“I hardly dare tell you,” he replied, as the possible consequence of his confession sent a shiver of fear through him.
“Ah, he is the same terribly hateful, determined man as ever.” She gave a slight shudder. “So the man who told Prosper he had seen him was right after all. But you, Geoffrey; how did you encounter him? You said you did not know him in the old days, before his supposed death. Tell me quickly. I cannot understand what has happened.”
He took her hand as they sat together. “I don’t know how I can tell you,” he said, in a troubled voice. “For my story involves a confession; a hateful confession which may rob me of the thing I hold dearest in the world. Yet I must tell you everything, everything, and trust to your nobleness, to your love to judge me fairly. Promise me you will not condemn me till you have heard the whole history. I swear to you I will keep back nothing, extenuate nothing: you shall know the story as I know it.”
The hand which lay in his gave a little pressure of confidence, and with that he released it. At least he would spare her—and himself—the pain of taking it away. Then he told her everything of his life since his first meeting with Gastineau: told his story shortly, succinctly, yet, as he had promised, omitting nothing of importance, nothing that an enemy or his own conscience would have bade him tell. Alexia listened with half-averted face. Now and again she broke in with an exclamation of wonder, for the tale was surely one of the strangest that ever woman heard from her lover’s lips; once or twice she asked a question for an explanation of Gastineau’s almost incredible procedure; that was all. She heard him without sign of impatience to the end, and he could not tell, dared not seek to anticipate his story’s effect upon her. Yet he feared. The account of the accident, their meeting, and the supposititious death of Gastineau was plain, though dramatic enough; the suggestion of the singular partnership did not seem greatly to exceed the relations of coach and pupil; but, viewed in the light of its effects, of the moral situation to which it had driven Herriard, of the vindictive use to which Gastineau had constantly put his pupil, of the fraud and falsehood that lay behind Herriard’s career, none the less dishonest in that their only bad effect was the injury to himself, all this when related plainly seemed horribly condemnatory. Still, he stuck unflinchingly to his task, feeling that nothing but truth must exist between him and his love; and, besides, this was the only, yet the least, atonement he could make.

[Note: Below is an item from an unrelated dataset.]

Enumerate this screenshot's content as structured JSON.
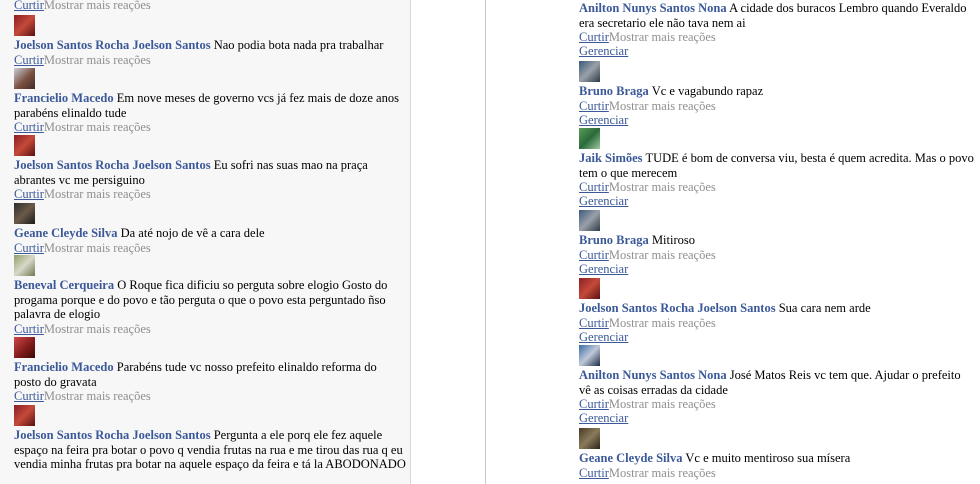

It was only when he had come to an end of his unvarnished story that he let his tone change to pleading.
“If you knew, my love,” he said, passionately remorseful, “how I have hated myself for these years of falsehood, how I fought against the temptation to declare my love, knowing I was unworthy of yours, till at last it was too strong to resist, you would pity me. And you must know that with my love came the determination to end the situation regardless of consequences, to strip off the bonds of deception that bound me. The release has come, thank God, and I am a free man, and you are, if it must be, a free woman, whose path need never run with mine again.”

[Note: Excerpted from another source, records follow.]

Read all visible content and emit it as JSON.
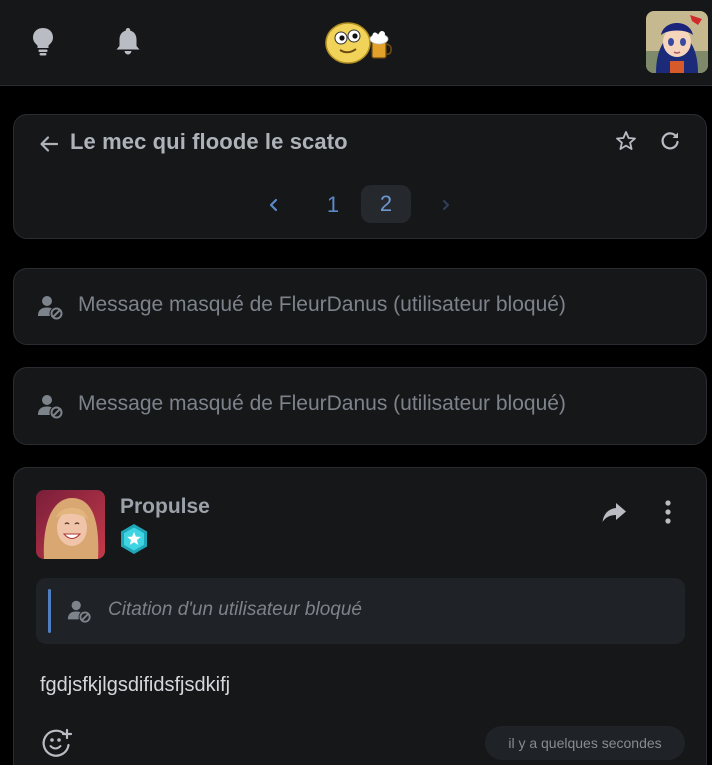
{
  "topbar": {
    "icons": [
      "lightbulb-icon",
      "bell-icon"
    ],
    "logo": "smiley-beer-logo",
    "avatar": "user-avatar"
  },
  "topic": {
    "title": "Le mec qui floode le scato",
    "pagination": {
      "pages": [
        "1",
        "2"
      ],
      "current": "2"
    }
  },
  "hidden_messages": [
    {
      "text": "Message masqué de FleurDanus (utilisateur bloqué)"
    },
    {
      "text": "Message masqué de FleurDanus (utilisateur bloqué)"
    }
  ],
  "post": {
    "author": "Propulse",
    "quote": "Citation d'un utilisateur bloqué",
    "body": "fgdjsfkjlgsdifidsfjsdkifj",
    "time": "il y a quelques secondes"
  },
  "colors": {
    "background": "#000000",
    "card": "#161719",
    "accent": "#5b89c7",
    "muted_text": "#7d838b"
  }
}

He paused, hanging on her answer. To his unspeakable joy her hand was laid on his, and, as he turned, he read nothing but love in her eyes.
“Alexia!” he cried, in the delicious release from a great fear; and next moment was on his knees by her side kissing her. “And you can still love me?” he murmured.
“Why not?” she replied. “What bar is it between us that you have been led into and caught in a false position by the most plausible, unprincipled brain in the world?”
“But the living lie that I have been,” he urged, resolved that nothing should be glossed over, and feeling a prompt forgiveness was more than he deserved.